Profiling of Toll-like Receptors and Related Signaling Mediators in the Pathogenesis of Morphea.

INTRODUCTION

Morphea, also known as localized scleroderma, is a rare fibrosing inflammatory disease of unknown pathogenesis.

OBJECTIVES

Although the genetic basis for morphea is important, reports on the evaluation of Toll-like receptors (TLR) in this disease is quite limited. We aimed to evaluate TLR expression levels and serum IL-6, IL-17A, TGF-β1, FGF, and VEGF levels in patients with morphea and compare these results with healthy controls.

METHODS

The expression levels of TLRs in the lesional and non-lesional adjacent skin of patients with morphea and in normal skin of healthy controls were evaluated by RT-PCR, whereas serum levels of IL-6, IL-17A, TGF-β1, FGF, and VEGF were evaluated by ELISA.

RESULTS

Based on our findings, TLR1 gene expression increased 34.3-fold in the lesional skin of patients with morphea.

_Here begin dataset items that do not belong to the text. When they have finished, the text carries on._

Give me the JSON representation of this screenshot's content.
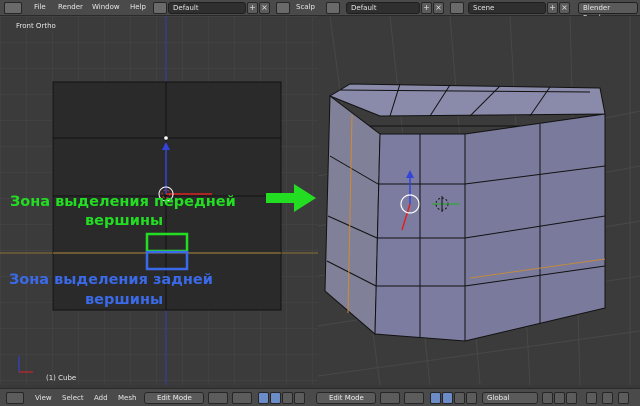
{
  "top_menu": {
    "file": "File",
    "render": "Render",
    "window": "Window",
    "help": "Help",
    "screen_layout": "Default",
    "scene_label": "Scalp",
    "screen_layout_2": "Default",
    "scene": "Scene",
    "render_engine": "Blender Render"
  },
  "viewport": {
    "view_name": "Front Ortho",
    "object_name": "(1) Cube"
  },
  "annotations": {
    "front_vertex_line1": "Зона выделения передней",
    "front_vertex_line2": "вершины",
    "back_vertex_line1": "Зона выделения задней",
    "back_vertex_line2": "вершины",
    "front_color": "#22dd22",
    "back_color": "#3a6ae8"
  },
  "bottom_bar": {
    "view": "View",
    "select": "Select",
    "add": "Add",
    "mesh": "Mesh",
    "mode": "Edit Mode",
    "mode_2": "Edit Mode",
    "orientation": "Global"
  }
}
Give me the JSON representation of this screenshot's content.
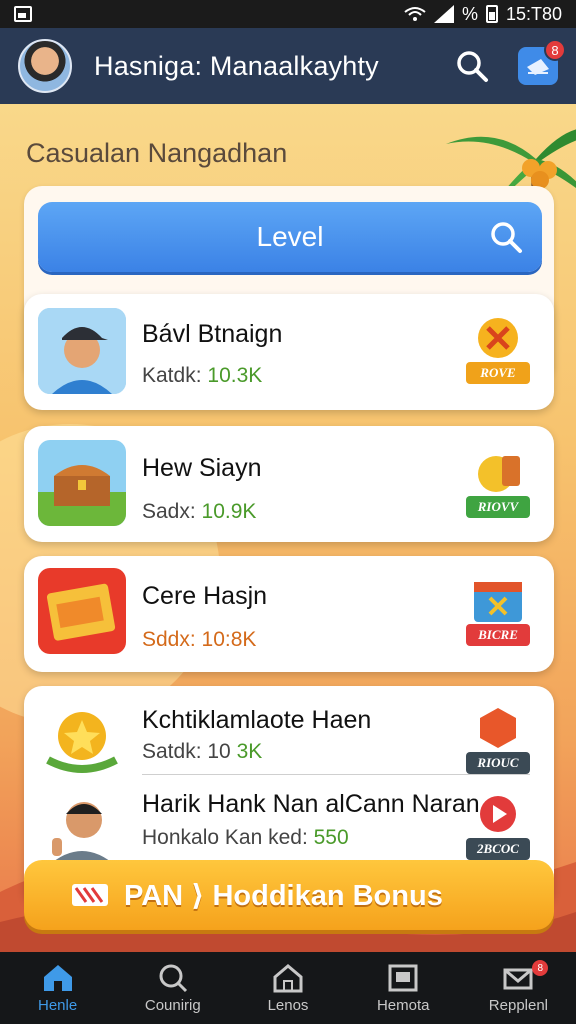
{
  "status_bar": {
    "percent": "%",
    "time": "15:T80"
  },
  "app_bar": {
    "title": "Hasniga: Manaalkayhty",
    "notification_count": "8"
  },
  "section": {
    "heading": "Casualan Nangadhan"
  },
  "level_button": {
    "label": "Level"
  },
  "cards": [
    {
      "title": "Bávl Btnaign",
      "sub_label": "Katdk:",
      "sub_value": "10.3K",
      "reward_tag": "ROVE"
    },
    {
      "title": "Hew Siayn",
      "sub_label": "Sadx:",
      "sub_value": "10.9K",
      "reward_tag": "RIOVV"
    },
    {
      "title": "Cere Hasjn",
      "sub_label": "Sddx:",
      "sub_value": "10:8K",
      "reward_tag": "BICRE"
    },
    {
      "title": "Kchtiklamlaote Haen",
      "sub_label": "Satdk: 10",
      "sub_value": "3K",
      "reward_tag": "RIOUC"
    },
    {
      "title": "Harik Hank Nan alCann Naran",
      "sub_label": "Honkalo Kan ked:",
      "sub_value": "550",
      "reward_tag": "2BCOC"
    }
  ],
  "bonus_button": {
    "label": "PAN ⟩ Hoddikan Bonus"
  },
  "bottom_nav": [
    {
      "label": "Henle",
      "icon": "home-icon",
      "active": true
    },
    {
      "label": "Counirig",
      "icon": "search-icon"
    },
    {
      "label": "Lenos",
      "icon": "house-icon"
    },
    {
      "label": "Hemota",
      "icon": "picture-icon"
    },
    {
      "label": "Repplenl",
      "icon": "mail-icon",
      "badge": "8"
    }
  ],
  "colors": {
    "accent": "#3f8be8",
    "app_bar": "#2a3a55",
    "bonus": "#f5a21c"
  }
}
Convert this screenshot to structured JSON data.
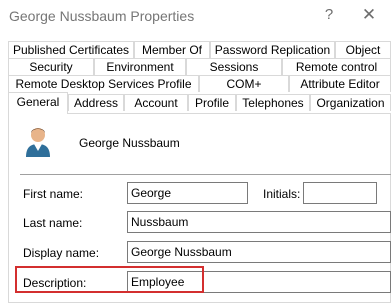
{
  "window": {
    "title": "George Nussbaum Properties",
    "help_symbol": "?",
    "close_symbol": "✕"
  },
  "tabs": {
    "row1": [
      "Published Certificates",
      "Member Of",
      "Password Replication",
      "Object"
    ],
    "row2": [
      "Security",
      "Environment",
      "Sessions",
      "Remote control"
    ],
    "row3": [
      "Remote Desktop Services Profile",
      "COM+",
      "Attribute Editor"
    ],
    "row4": [
      "General",
      "Address",
      "Account",
      "Profile",
      "Telephones",
      "Organization"
    ],
    "active": "General"
  },
  "general": {
    "display_name_header": "George Nussbaum",
    "first_name_label": "First name:",
    "first_name_value": "George",
    "initials_label": "Initials:",
    "initials_value": "",
    "last_name_label": "Last name:",
    "last_name_value": "Nussbaum",
    "display_name_label": "Display name:",
    "display_name_value": "George Nussbaum",
    "description_label": "Description:",
    "description_value": "Employee"
  },
  "colors": {
    "highlight": "#d32f2f"
  },
  "icons": {
    "user": "user-icon"
  }
}
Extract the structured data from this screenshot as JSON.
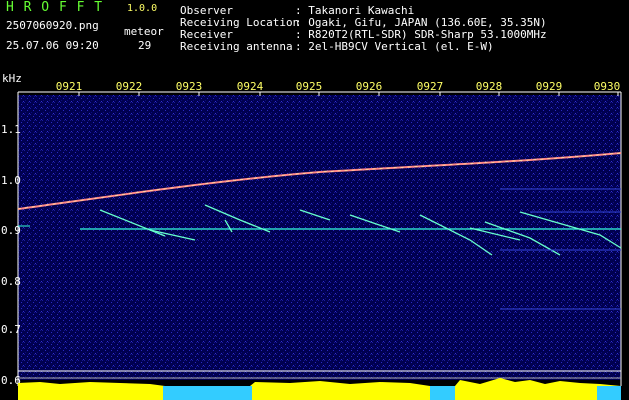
{
  "app": {
    "name": "H R O F F T",
    "version": "1.0.0"
  },
  "file": {
    "name": "2507060920.png",
    "datetime": "25.07.06 09:20"
  },
  "meteor": {
    "label": "meteor",
    "count": "29"
  },
  "info": [
    {
      "key": "Observer",
      "value": ": Takanori Kawachi"
    },
    {
      "key": "Receiving Location",
      "value": ": Ogaki, Gifu, JAPAN (136.60E, 35.35N)"
    },
    {
      "key": "Receiver",
      "value": ": R820T2(RTL-SDR) SDR-Sharp 53.1000MHz"
    },
    {
      "key": "Receiving antenna",
      "value": ": 2el-HB9CV Vertical (el. E-W)"
    }
  ],
  "spectrogram": {
    "unit_label": "kHz",
    "time_ticks": [
      "0921",
      "0922",
      "0923",
      "0924",
      "0925",
      "0926",
      "0927",
      "0928",
      "0929",
      "0930"
    ],
    "freq_ticks": [
      "1.1",
      "1.0",
      "0.9",
      "0.8",
      "0.7",
      "0.6"
    ],
    "freq_range_khz": [
      0.58,
      1.17
    ],
    "colors": {
      "background": "#000055",
      "carrier": "#ff6666",
      "trace": "#66ffcc",
      "axis": "#ffffff",
      "level": "#ffff00",
      "level_base": "#33ccff"
    }
  }
}
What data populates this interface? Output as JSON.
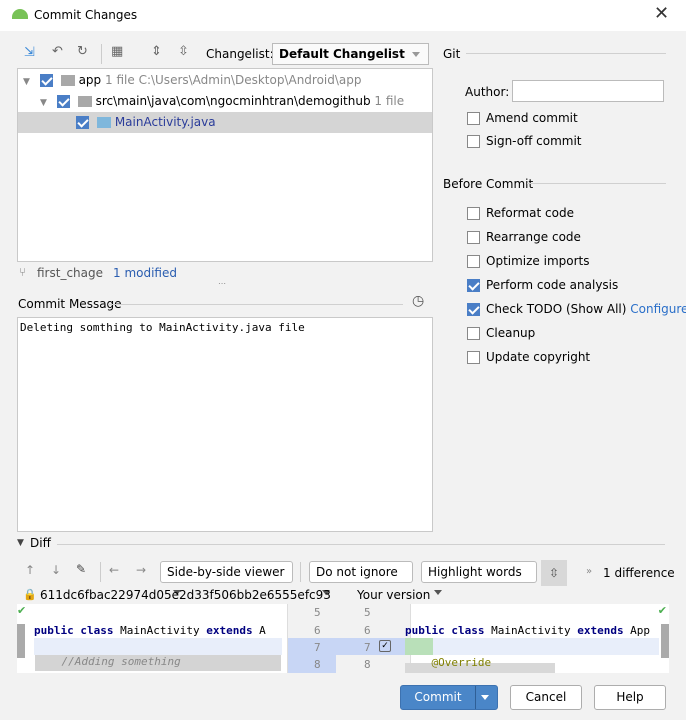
{
  "window": {
    "title": "Commit Changes",
    "close": "✕"
  },
  "toolbar": {
    "changelist_label": "Changelist:",
    "changelist_value": "Default Changelist"
  },
  "tree": [
    {
      "name": "app",
      "count": "1 file",
      "path": "C:\\Users\\Admin\\Desktop\\Android\\app"
    },
    {
      "name": "src\\main\\java\\com\\ngocminhtran\\demogithub",
      "count": "1 file"
    },
    {
      "name": "MainActivity.java"
    }
  ],
  "status": {
    "branch": "first_chage",
    "modified": "1 modified"
  },
  "commit_message": {
    "label": "Commit Message",
    "value": "Deleting somthing to MainActivity.java file"
  },
  "git": {
    "header": "Git",
    "author_label": "Author:",
    "author_value": "",
    "amend": "Amend commit",
    "signoff": "Sign-off commit"
  },
  "before_commit": {
    "header": "Before Commit",
    "options": [
      {
        "label": "Reformat code",
        "checked": false
      },
      {
        "label": "Rearrange code",
        "checked": false
      },
      {
        "label": "Optimize imports",
        "checked": false
      },
      {
        "label": "Perform code analysis",
        "checked": true
      },
      {
        "label": "Check TODO (Show All)",
        "checked": true,
        "link": "Configure"
      },
      {
        "label": "Cleanup",
        "checked": false
      },
      {
        "label": "Update copyright",
        "checked": false
      }
    ]
  },
  "diff": {
    "header": "Diff",
    "viewer": "Side-by-side viewer",
    "ignore": "Do not ignore",
    "highlight": "Highlight words",
    "differences": "1 difference",
    "left_title": "611dc6fbac22974d05e2d33f506bb2e6555efc93",
    "right_title": "Your version",
    "left_lines": [
      "",
      "public class MainActivity extends Ap",
      "",
      "    //Adding something"
    ],
    "right_lines": [
      "",
      "public class MainActivity extends App",
      "",
      "    @Override"
    ],
    "line_numbers": [
      "5",
      "6",
      "7",
      "8"
    ]
  },
  "buttons": {
    "commit": "Commit",
    "cancel": "Cancel",
    "help": "Help"
  }
}
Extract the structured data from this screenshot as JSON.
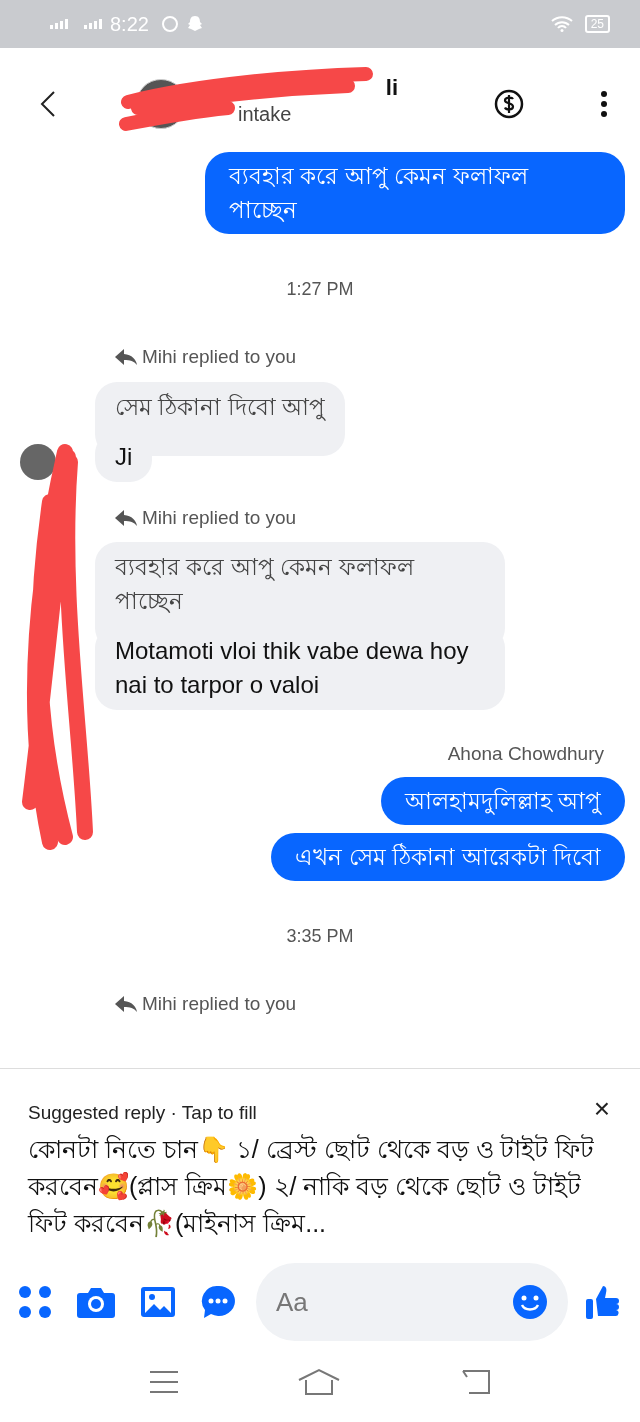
{
  "status_bar": {
    "time": "8:22",
    "battery": "25"
  },
  "header": {
    "name": "li",
    "subtitle": "intake"
  },
  "messages": [
    {
      "kind": "outgoing",
      "text": "ব্যবহার করে আপু কেমন ফলাফল পাচ্ছেন"
    },
    {
      "kind": "time",
      "text": "1:27 PM"
    },
    {
      "kind": "reply_note",
      "text": "Mihi replied to you"
    },
    {
      "kind": "incoming",
      "quote": "সেম ঠিকানা দিবো আপু",
      "text": "Ji",
      "avatar": true
    },
    {
      "kind": "reply_note",
      "text": "Mihi replied to you"
    },
    {
      "kind": "incoming",
      "quote": "ব্যবহার করে আপু কেমন ফলাফল পাচ্ছেন",
      "text": "Motamoti vloi thik vabe dewa hoy nai to tarpor o valoi",
      "avatar": false
    },
    {
      "kind": "sender",
      "text": "Ahona Chowdhury"
    },
    {
      "kind": "outgoing",
      "text": "আলহামদুলিল্লাহ আপু"
    },
    {
      "kind": "outgoing",
      "text": "এখন সেম ঠিকানা আরেকটা দিবো"
    },
    {
      "kind": "time",
      "text": "3:35 PM"
    },
    {
      "kind": "reply_note",
      "text": "Mihi replied to you"
    }
  ],
  "suggestion": {
    "label": "Suggested reply · Tap to fill",
    "close": "×",
    "text": "কোনটা নিতে চান👇 ১/ ব্রেস্ট ছোট থেকে বড় ও টাইট ফিট করবেন🥰(প্লাস ক্রিম🌼) ২/ নাকি বড় থেকে ছোট ও টাইট ফিট করবেন🥀(মাইনাস ক্রিম..."
  },
  "composer": {
    "placeholder": "Aa"
  }
}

In addition, IL-6, IL-17A, TGF-β, FGF, and VEGF were found to be higher in the blood samples of the patient group than in the healthy group.

CONCLUSION

TLRs are important parts of the pathogenesis of morphea, and a better understanding of them will lead to more directed, effective treatments. We believe that this study will be important for pioneering TLR-targeted therapeutic approaches in the treatment of morphea in the future.